In Part 3, we got a feel for the AutoDiff API. Now let’s go a little deeper.

Custom Derivatives

Some functions aren’t already differentiable, but you can register custom derivatives to make them differentiable.

sin(x) is an automatically differentiable function. But let’s pretend it wasn’t, and we needed to make it so:

func sinButNotDifferentiable(x: Double) -> Double{ return sin(x) }

If you’ll recall, the derivative of sin(x) is cos(x). Here’s how we tell that to the compiler: We’ll make a function that returns a tuple of two things: the regular output of the function (called value), and a pullback, which will calculate the derivative.

Remember from Part 3, the pullback defines the reverse pass for sin(x). It should receive the derivative with respect to the output, and multiply it by the derivative of sin(x), which is cos(x). This produces the derivative with respect to the input, which the pullback returns.

By doing this, the pullback automatically becomes a link in the chain of pullbacks which make up the reverse pass.*

We’ll label this function with @derivative(of:) so the compiler can recognize it properly.

typealias D = Double //just for readability
@derivative(of: sinButNotDifferentiable)
func valueAndPullbackOfSin(x: D) -> (value: D, pullback: (D) -> D)
{
    let regularOutput = sinButNotDifferentiable(x: x)
    
    func pullback(derivativeToOutput: D) -> D {
        let derivativeToInput = cos(x) * derivativeToOutput
        return derivativeToInput
    }
    return (value: regularOutput, pullback: pullback)
}

Let’s test our derivative against the built-in automatic differentiation:

let gradAutomatic = gradient(at: 2.2, of: sin)
let gradManual = gradient(at: 2.2, of: sinButNotDifferentiable)
if gradManual == gradAutomatic { 
    print(“the manually registered derivative is correct!”) 
}
//Prints: the manually registered derivative is correct!

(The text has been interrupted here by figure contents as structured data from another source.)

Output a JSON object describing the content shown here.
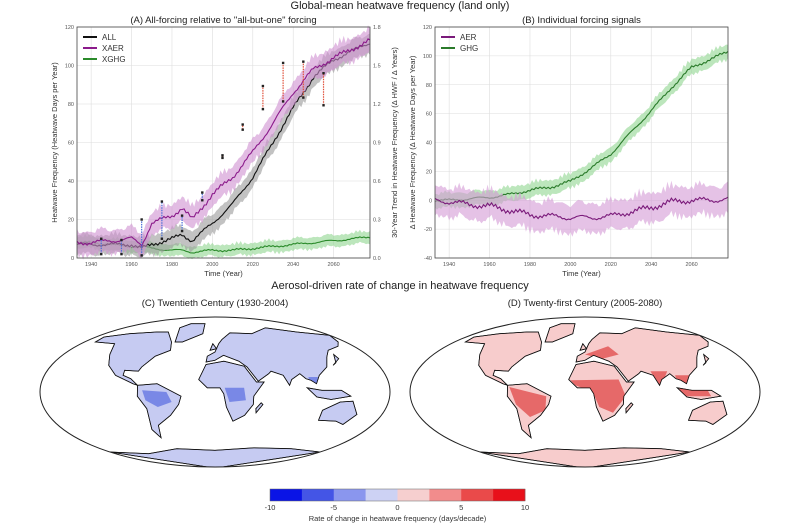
{
  "titles": {
    "top": "Global-mean heatwave frequency (land only)",
    "bottom": "Aerosol-driven rate of change in heatwave frequency"
  },
  "chart_data": [
    {
      "id": "A",
      "type": "line",
      "title": "(A) All-forcing relative to \"all-but-one\" forcing",
      "xlabel": "Time (Year)",
      "ylabel": "Heatwave Frequency (Heatwave Days per Year)",
      "ylabel_right": "30-Year Trend in Heatwave Frequency (Δ HWF / Δ Years)",
      "xlim": [
        1933,
        2078
      ],
      "ylim": [
        0,
        120
      ],
      "ylim_right": [
        0.0,
        1.8
      ],
      "xticks": [
        1940,
        1960,
        1980,
        2000,
        2020,
        2040,
        2060
      ],
      "yticks": [
        0,
        20,
        40,
        60,
        80,
        100,
        120
      ],
      "yticks_right": [
        "0.0",
        "0.3",
        "0.6",
        "0.9",
        "1.2",
        "1.5",
        "1.8"
      ],
      "grid": true,
      "legend": "top-left",
      "x": [
        1933,
        1940,
        1950,
        1960,
        1965,
        1970,
        1980,
        1985,
        1990,
        2000,
        2010,
        2020,
        2030,
        2040,
        2050,
        2060,
        2070,
        2078
      ],
      "series": [
        {
          "name": "ALL",
          "color": "#111111",
          "band": "#9a9a9a",
          "spread": 5,
          "values": [
            7,
            7,
            7,
            7,
            5,
            7,
            10,
            12,
            9,
            18,
            28,
            42,
            60,
            78,
            94,
            103,
            108,
            112
          ]
        },
        {
          "name": "XAER",
          "color": "#8b1a8b",
          "band": "#cf8fd0",
          "spread": 6,
          "values": [
            8,
            8,
            9,
            10,
            7,
            18,
            22,
            26,
            20,
            33,
            42,
            55,
            70,
            86,
            98,
            104,
            109,
            113
          ]
        },
        {
          "name": "XGHG",
          "color": "#2a8a2a",
          "band": "#8fd68f",
          "spread": 3,
          "values": [
            8,
            8,
            7,
            6,
            6,
            5,
            4,
            4,
            3,
            4,
            4,
            5,
            6,
            7,
            8,
            9,
            10,
            11
          ]
        }
      ],
      "trend_markers": {
        "years": [
          1945,
          1955,
          1965,
          1975,
          1985,
          1995,
          2005,
          2015,
          2025,
          2035,
          2045,
          2055
        ],
        "ranges": [
          [
            0.03,
            0.15
          ],
          [
            0.03,
            0.14
          ],
          [
            0.02,
            0.3
          ],
          [
            0.15,
            0.44
          ],
          [
            0.21,
            0.33
          ],
          [
            0.45,
            0.51
          ],
          [
            0.78,
            0.8
          ],
          [
            1.0,
            1.04
          ],
          [
            1.16,
            1.34
          ],
          [
            1.22,
            1.52
          ],
          [
            1.25,
            1.53
          ],
          [
            1.19,
            1.44
          ]
        ],
        "early_color": "#4a6fd8",
        "late_color": "#e0503a"
      }
    },
    {
      "id": "B",
      "type": "line",
      "title": "(B) Individual forcing signals",
      "xlabel": "Time (Year)",
      "ylabel": "Δ Heatwave Frequency (Δ Heatwave Days per Year)",
      "xlim": [
        1933,
        2078
      ],
      "ylim": [
        -40,
        120
      ],
      "xticks": [
        1940,
        1960,
        1980,
        2000,
        2020,
        2040,
        2060
      ],
      "yticks": [
        -40,
        -20,
        0,
        20,
        40,
        60,
        80,
        100,
        120
      ],
      "grid": true,
      "legend": "top-left",
      "x": [
        1933,
        1940,
        1950,
        1960,
        1970,
        1980,
        1990,
        2000,
        2010,
        2020,
        2030,
        2040,
        2050,
        2060,
        2070,
        2078
      ],
      "series": [
        {
          "name": "AER",
          "color": "#7a1a7a",
          "band": "#d39ad6",
          "spread": 10,
          "values": [
            0,
            -1,
            -3,
            -4,
            -7,
            -10,
            -11,
            -12,
            -12,
            -11,
            -8,
            -5,
            -1,
            0,
            0,
            1
          ]
        },
        {
          "name": "GHG",
          "color": "#2a7a2a",
          "band": "#8fd68f",
          "spread": 5,
          "values": [
            0,
            0,
            1,
            2,
            4,
            7,
            9,
            13,
            22,
            32,
            47,
            62,
            78,
            92,
            98,
            103
          ]
        }
      ]
    },
    {
      "id": "C",
      "type": "heatmap",
      "title": "(C) Twentieth Century (1930-2004)",
      "base_color": "#c6cbf2",
      "hotspot_color": "#5f72e2",
      "hotspots": [
        "Amazon",
        "Central Africa",
        "Southeast Asia"
      ]
    },
    {
      "id": "D",
      "type": "heatmap",
      "title": "(D) Twenty-first Century (2005-2080)",
      "base_color": "#f7cccc",
      "hotspot_color": "#e04848",
      "hotspots": [
        "South America",
        "Africa",
        "India",
        "Southeast Asia",
        "Europe"
      ]
    }
  ],
  "colorbar": {
    "label": "Rate of change in heatwave frequency (days/decade)",
    "ticks": [
      "-10",
      "-5",
      "0",
      "5",
      "10"
    ],
    "range": [
      -10,
      10
    ],
    "colors": [
      "#0a14e6",
      "#4455e6",
      "#8a96ee",
      "#cdd2f4",
      "#f6cfcf",
      "#f28c8c",
      "#ea4a4a",
      "#e8101a"
    ]
  }
}
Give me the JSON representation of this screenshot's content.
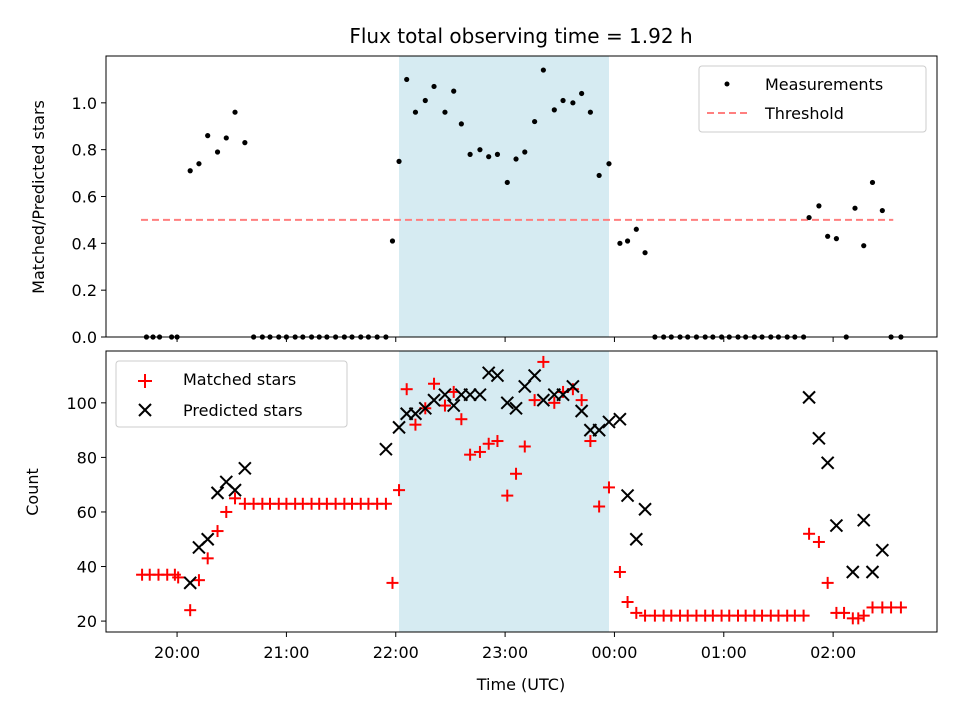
{
  "chart_data": {
    "type": "scatter",
    "title": "Flux total observing time = 1.92 h",
    "xlabel": "Time (UTC)",
    "x_ticks": [
      "20:00",
      "21:00",
      "22:00",
      "23:00",
      "00:00",
      "01:00",
      "02:00"
    ],
    "x_range_hours": [
      19.35,
      26.95
    ],
    "highlight_band_hours": [
      22.03,
      23.95
    ],
    "colors": {
      "band": "#add8e6",
      "measurements": "#000000",
      "threshold": "#ff7f7f",
      "matched": "#ff0000",
      "predicted": "#000000"
    },
    "panels": [
      {
        "id": "top",
        "ylabel": "Matched/Predicted stars",
        "ylim": [
          0,
          1.2
        ],
        "y_ticks": [
          "0.0",
          "0.2",
          "0.4",
          "0.6",
          "0.8",
          "1.0"
        ],
        "legend": {
          "location": "upper right",
          "entries": [
            "Measurements",
            "Threshold"
          ]
        },
        "threshold": {
          "value": 0.5,
          "x_range_hours": [
            19.67,
            26.55
          ]
        },
        "measurements_x_hours": [
          19.72,
          19.78,
          19.84,
          19.95,
          20.0,
          20.12,
          20.2,
          20.28,
          20.37,
          20.45,
          20.53,
          20.62,
          20.7,
          20.78,
          20.85,
          20.93,
          21.0,
          21.08,
          21.15,
          21.23,
          21.3,
          21.37,
          21.45,
          21.53,
          21.6,
          21.68,
          21.75,
          21.83,
          21.91,
          21.97,
          22.03,
          22.1,
          22.18,
          22.27,
          22.35,
          22.45,
          22.53,
          22.6,
          22.68,
          22.77,
          22.85,
          22.93,
          23.02,
          23.1,
          23.18,
          23.27,
          23.35,
          23.45,
          23.53,
          23.62,
          23.7,
          23.78,
          23.86,
          23.95,
          24.05,
          24.12,
          24.2,
          24.28,
          24.37,
          24.45,
          24.52,
          24.6,
          24.67,
          24.75,
          24.83,
          24.9,
          24.98,
          25.05,
          25.13,
          25.2,
          25.28,
          25.35,
          25.43,
          25.5,
          25.58,
          25.65,
          25.73,
          25.78,
          25.87,
          25.95,
          26.03,
          26.12,
          26.2,
          26.28,
          26.36,
          26.45,
          26.53,
          26.62
        ],
        "measurements_y": [
          0,
          0,
          0,
          0,
          0,
          0.71,
          0.74,
          0.86,
          0.79,
          0.85,
          0.96,
          0.83,
          0,
          0,
          0,
          0,
          0,
          0,
          0,
          0,
          0,
          0,
          0,
          0,
          0,
          0,
          0,
          0,
          0,
          0.41,
          0.75,
          1.1,
          0.96,
          1.01,
          1.07,
          0.96,
          1.05,
          0.91,
          0.78,
          0.8,
          0.77,
          0.78,
          0.66,
          0.76,
          0.79,
          0.92,
          1.14,
          0.97,
          1.01,
          1.0,
          1.04,
          0.96,
          0.69,
          0.74,
          0.4,
          0.41,
          0.46,
          0.36,
          0,
          0,
          0,
          0,
          0,
          0,
          0,
          0,
          0,
          0,
          0,
          0,
          0,
          0,
          0,
          0,
          0,
          0,
          0,
          0.51,
          0.56,
          0.43,
          0.42,
          0,
          0.55,
          0.39,
          0.66,
          0.54,
          0,
          0
        ]
      },
      {
        "id": "bottom",
        "ylabel": "Count",
        "ylim": [
          16,
          119
        ],
        "y_ticks": [
          "20",
          "40",
          "60",
          "80",
          "100"
        ],
        "legend": {
          "location": "upper left",
          "entries": [
            "Matched stars",
            "Predicted stars"
          ]
        },
        "matched_x_hours": [
          19.68,
          19.75,
          19.83,
          19.91,
          19.98,
          20.01,
          20.12,
          20.2,
          20.28,
          20.37,
          20.45,
          20.53,
          20.62,
          20.7,
          20.78,
          20.85,
          20.93,
          21.0,
          21.08,
          21.15,
          21.23,
          21.3,
          21.37,
          21.45,
          21.53,
          21.6,
          21.68,
          21.75,
          21.83,
          21.91,
          21.97,
          22.03,
          22.1,
          22.18,
          22.27,
          22.35,
          22.45,
          22.53,
          22.6,
          22.68,
          22.77,
          22.85,
          22.93,
          23.02,
          23.1,
          23.18,
          23.27,
          23.35,
          23.45,
          23.53,
          23.62,
          23.7,
          23.78,
          23.86,
          23.95,
          24.05,
          24.12,
          24.2,
          24.28,
          24.37,
          24.45,
          24.52,
          24.6,
          24.67,
          24.75,
          24.83,
          24.9,
          24.98,
          25.05,
          25.13,
          25.2,
          25.28,
          25.35,
          25.43,
          25.5,
          25.58,
          25.65,
          25.73,
          25.78,
          25.87,
          25.95,
          26.03,
          26.1,
          26.18,
          26.23,
          26.28,
          26.36,
          26.45,
          26.53,
          26.62
        ],
        "matched_y": [
          37,
          37,
          37,
          37,
          37,
          36,
          24,
          35,
          43,
          53,
          60,
          65,
          63,
          63,
          63,
          63,
          63,
          63,
          63,
          63,
          63,
          63,
          63,
          63,
          63,
          63,
          63,
          63,
          63,
          63,
          34,
          68,
          105,
          92,
          98,
          107,
          99,
          104,
          94,
          81,
          82,
          85,
          86,
          66,
          74,
          84,
          101,
          115,
          100,
          104,
          105,
          101,
          86,
          62,
          69,
          38,
          27,
          23,
          22,
          22,
          22,
          22,
          22,
          22,
          22,
          22,
          22,
          22,
          22,
          22,
          22,
          22,
          22,
          22,
          22,
          22,
          22,
          22,
          52,
          49,
          34,
          23,
          23,
          21,
          21,
          22,
          25,
          25,
          25,
          25
        ],
        "predicted_x_hours": [
          20.12,
          20.2,
          20.28,
          20.37,
          20.45,
          20.53,
          20.62,
          21.91,
          22.03,
          22.1,
          22.18,
          22.27,
          22.35,
          22.45,
          22.53,
          22.6,
          22.68,
          22.77,
          22.85,
          22.93,
          23.02,
          23.1,
          23.18,
          23.27,
          23.35,
          23.45,
          23.53,
          23.62,
          23.7,
          23.78,
          23.86,
          23.95,
          24.05,
          24.12,
          24.2,
          24.28,
          25.78,
          25.87,
          25.95,
          26.03,
          26.18,
          26.28,
          26.36,
          26.45
        ],
        "predicted_y": [
          34,
          47,
          50,
          67,
          71,
          68,
          76,
          83,
          91,
          96,
          96,
          98,
          101,
          103,
          99,
          103,
          103,
          103,
          111,
          110,
          100,
          98,
          106,
          110,
          101,
          103,
          103,
          106,
          97,
          90,
          90,
          93,
          94,
          66,
          50,
          61,
          102,
          87,
          78,
          55,
          38,
          57,
          38,
          46
        ]
      }
    ]
  }
}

Here are further reference and examples for manually registering derivatives: https://www.tensorflow.org/swift/tutorials/custom_differentiation

Finally, structs are differentiable, for example:

struct Thing: Differentiable{
    var a: Double = 5
    var b: Double = 5
}
func takesThing(thing: Thing) -> Double{
    return thing.a * 3 + thing.b * 2
}
let thing = Thing()
let gradWithRespectToThing = gradient(at: thing, of: takesThing)
print(gradWithRespectToThing)
// prints: TangentVector(a: 3.0, b: 2.0)

The derivatives with respect to a Thing are held in an new, automatically created type: Thing.TangentVector. Thing.TangentVector also has an a and b, and they hold the derivatives that correspond to Thing.a and Thing.b.

If Thing had a var bool: Bool member along with a and b, the bool member would be left out of Thing.TangentVector, since Bool isn’t differentiable.

(Neither is Int . This is because Bool and Int values aren’t continuous, they’re discrete. Discrete values aren’t natively at home in the world of infinitesimals that is Calculus.)

I hope AutoDiff makes some sense now! May you find efficient solutions to all your optimization problems! Happy Differentiating!

If you’re hungry for more, here’s another great AutoDiff tutorial. And of course, here’s the Source of Truth.

Automatic Differentiation in Swift is still in beta. You can download an Xcode toolchain with import _Differentiable included from here (You must use a toolchain under the title “Snapshots -> Trunk Development (main)”).
When the compiler starts giving you errors you don’t recognize, check out thisshort guide on the less mature aspects of Differentiable Swift. (Automatic Differentiation in Swift has come a long way, but there are still sharp edges. They are slowly disappearing, though!)
Automatic Differentiation in Swift exists thanks to the Differentiable Swift authors (Richard Wei, Dan Zheng, Marc Rasi, Brad Larson et al.) and the Swift Community!See the latest pull requests involving AutoDiff here.

*Note: If you decide to manully register derivatives for functions that involve nested operations, for example sin(x²), don’t forget about the chain rule!

As a quick clue, a function like sin(x²) is actually two functions, x² wrapped by sin. Or, f(g(x)) where f(x) = sin(x) and g(x) = x². In this case of nested functions, the chain rule defines the derivative: f’(g(x)) * g’(x). You might intuitively guess that it’s just f’(g’(x)), but it’s not.

The derivative of f(x), aka f’(x), is cos(x), and the derivative of g(x), aka g’(x), is 2x, so the derivative of sin(x²) is actually

f’(g(x)) * g’(x), or cos(x²) * 2x.

In most cases however, this can be avoided by registering derivatives for f(x) and g(x) separately, and then the compiler will implement the chain rule for you automatically.